9
votes

I have a fairly simple pagination query used to get rows from a table

ALTER PROCEDURE mytable.[news_editor_paginate]
    @count int,
    @start int,
    @orderby int
AS
BEGIN
    SET NOCOUNT ON;
    SELECT TOP (@count) * FROM 
    (  
        SELECT news_edits.*,
        ROW_NUMBER() OVER (
            ORDER BY CASE 
                WHEN @orderby = 0 THEN news_edits.[time]
                WHEN @orderby = 1 THEN news_edits.lastedit
                WHEN @orderby = 2 THEN news_edits.title
                END
            DESC
        ) AS num
        FROM news_edits
    ) AS a
    WHERE num > @start
END

The @orderby parameter decides which column the results should be ordered by.

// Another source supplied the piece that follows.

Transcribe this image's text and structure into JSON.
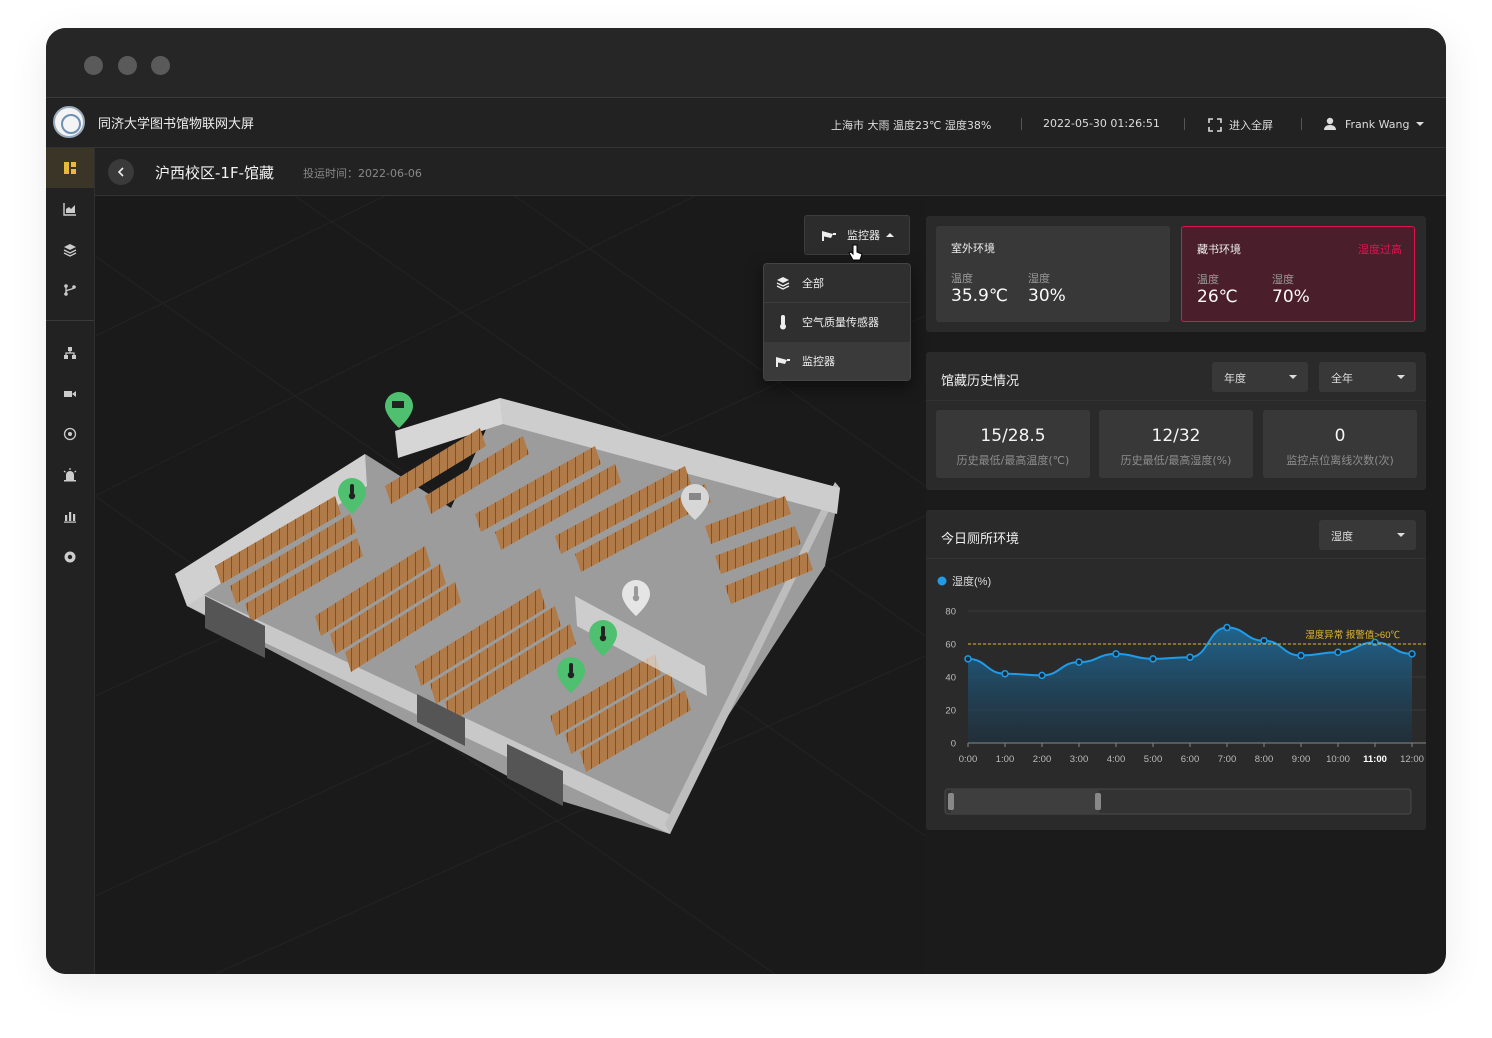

news_edit.[time] and news_edits.lastedit are both datetime fields. But news_edits.title is a varchar field.

The query runs fine for both the datetime fields but when @orderby = 2 I get the following error:

"Conversion failed when converting date and/or time from character string."

The problem I'm having is that I'm not trying to convert anything?

2

2 Answers

20
votes

You'll need to divide your ORDER BY into multiple CASE statements:

ORDER BY 
    CASE WHEN @orderby = 0 THEN news_edits.[time] END DESC,
    CASE WHEN @orderby = 1 THEN news_edits.lastedit END DESC,
    CASE WHEN @orderby = 2 THEN news_edits.title END DESC

This is because single CASE statement requires that all branches have compatible data types. Since your character string in one CASE can't be converted to the date time returned from another CASE, you get the conversion error.

0
votes

As you're not explicitly casting the "order by case..." values, SQL Server infers it's a datetime (according to the type of the first case).

The solution to your problem is to cast the dates in a string format that allows you to order by it, somewhat like 'yyyyMMddhhmmss'. If you do so, all the "order by case..." values will be chars and it will work.

Alternatively, you can have two selects, and choose one of them with an if. The first part of the if for the dates, the second for the title.